С утра Витёк планировал осмотреть бетонную будку недостроенной подстанции, которую в своих планах он предназначал для переустройства под пункт придорожного автосервиса, благо автотрасса проходила в двух шагах. Сосед Колька, незадавшийся мародер, мужик рукастый и, в настоящее время, безработный, виделся в этаком начинании в качестве наемного автослесаря.

Отоспавшись, Витёк позавтракал, растолкал страдающего от недосыпа и похмельного недомогания соседа, и поехал к руинам прошлой социалистической стройки — позабытой и позаброшенной, подобно миллионам иных на бывшем пространстве канувшей в Лету Совдепии.

Побродив в затхлых бетонных стенах, между куч засохшего дерьма, оставленных придорожной публикой, прикинул, что затраты на реконструкцию и взятки местным властям должны оправдаться в самое ближайшее время, если взяться за дело с умом и приложить к строительству собственные руки.

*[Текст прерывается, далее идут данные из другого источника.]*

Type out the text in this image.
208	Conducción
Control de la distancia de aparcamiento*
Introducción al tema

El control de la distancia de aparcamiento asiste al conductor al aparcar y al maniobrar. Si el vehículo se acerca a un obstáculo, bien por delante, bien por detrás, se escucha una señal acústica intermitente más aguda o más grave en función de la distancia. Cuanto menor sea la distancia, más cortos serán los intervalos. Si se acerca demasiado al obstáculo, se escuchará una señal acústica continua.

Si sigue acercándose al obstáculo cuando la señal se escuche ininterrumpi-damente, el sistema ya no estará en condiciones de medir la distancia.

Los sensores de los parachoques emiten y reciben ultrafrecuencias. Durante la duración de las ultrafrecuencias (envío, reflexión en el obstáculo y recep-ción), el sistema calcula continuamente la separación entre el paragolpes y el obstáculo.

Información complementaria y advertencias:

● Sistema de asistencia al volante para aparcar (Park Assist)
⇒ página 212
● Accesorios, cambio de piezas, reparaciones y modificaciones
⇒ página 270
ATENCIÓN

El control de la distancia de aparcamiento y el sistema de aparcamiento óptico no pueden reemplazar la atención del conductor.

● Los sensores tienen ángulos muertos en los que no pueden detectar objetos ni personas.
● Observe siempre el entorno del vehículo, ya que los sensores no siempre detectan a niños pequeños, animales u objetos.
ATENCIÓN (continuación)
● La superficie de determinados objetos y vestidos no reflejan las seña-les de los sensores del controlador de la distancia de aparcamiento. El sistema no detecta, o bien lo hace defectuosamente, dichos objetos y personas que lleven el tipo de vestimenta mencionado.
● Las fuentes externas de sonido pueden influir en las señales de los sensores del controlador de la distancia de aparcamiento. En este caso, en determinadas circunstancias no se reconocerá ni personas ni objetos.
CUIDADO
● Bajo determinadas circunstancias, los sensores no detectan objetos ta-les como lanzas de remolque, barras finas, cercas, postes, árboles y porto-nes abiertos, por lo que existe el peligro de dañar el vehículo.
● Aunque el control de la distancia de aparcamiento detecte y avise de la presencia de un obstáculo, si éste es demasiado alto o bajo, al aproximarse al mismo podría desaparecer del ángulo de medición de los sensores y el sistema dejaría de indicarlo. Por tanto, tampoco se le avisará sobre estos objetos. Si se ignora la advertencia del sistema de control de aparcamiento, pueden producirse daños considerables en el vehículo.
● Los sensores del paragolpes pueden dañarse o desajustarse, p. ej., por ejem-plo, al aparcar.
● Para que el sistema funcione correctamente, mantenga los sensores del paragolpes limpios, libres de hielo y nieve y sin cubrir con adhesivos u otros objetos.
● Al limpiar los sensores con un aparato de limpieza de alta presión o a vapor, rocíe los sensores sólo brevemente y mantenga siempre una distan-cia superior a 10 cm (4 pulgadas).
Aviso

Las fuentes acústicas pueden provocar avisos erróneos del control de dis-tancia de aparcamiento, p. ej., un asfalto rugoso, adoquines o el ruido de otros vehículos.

— Узнай, почем доска, кирпич и три грузовика с бетоном, — отдал распоряжение понурому подчиненному.

— Вить, на бутылочку пивка… как? — осторожно задал тот вопрос о заветном.

— Вот… — Витёк сунул ему купюру. — Но учти: еще одна такая просьба, и ты — уволен. Плачешься, что работы нет? Во, — кивнул на строение. — Твоя работа. И охотников на нее найдется, сам знаешь, сколько…

— Я все понял, Вить… Ты — человек авторитетный, понимаю…

— Сгинь! Паскуда льстивая! И чтобы сегодня с ценами поспел!

После обеда, переодевшись в драные брюки и застиранную рубашку, Витёк замешал цемент, принявшись за ремонт разъехавшейся кладки опорного столба под сараем.

Присев на низенький табурет и, перемешивая мастерком цемент в старом оцинкованном корыте, неожиданно увидел подтянутого худощавого человека, в аккуратной белой рубашке и модного покроя брюках, проходящего через калитку во двор. В руках человек держал обтекаемый и плоский портфельчик с хромированными застежками утопленных замков.

Зашелся грозным брехом сенбернар Понтяра, выскочивший из-под веранды, где доселе дремал в холодке.

— Место! — урезонил собаку Витек.

— Простите, Надежда Шепитько здесь проживает? — поинтересовался незнакомец, и тут же, при взгляде на Витька, замершего с мастерком, в глазах его появилась настороженная тень узнавания …

Узнавания! Это Витёк уяснил сразу, и дрогнуло беспомощно сердце: достали, влип!

— Ну… здесь, — выдавил хрипло.

Незнакомец, явно и бесспорно, — мент, внимательно оглядев корыто с цементом, произнес безучастно:

— А вы, значит, хозяин дома?

— Ну… — Витёк откашлялся, не силах унять внезапную осиплость голоса.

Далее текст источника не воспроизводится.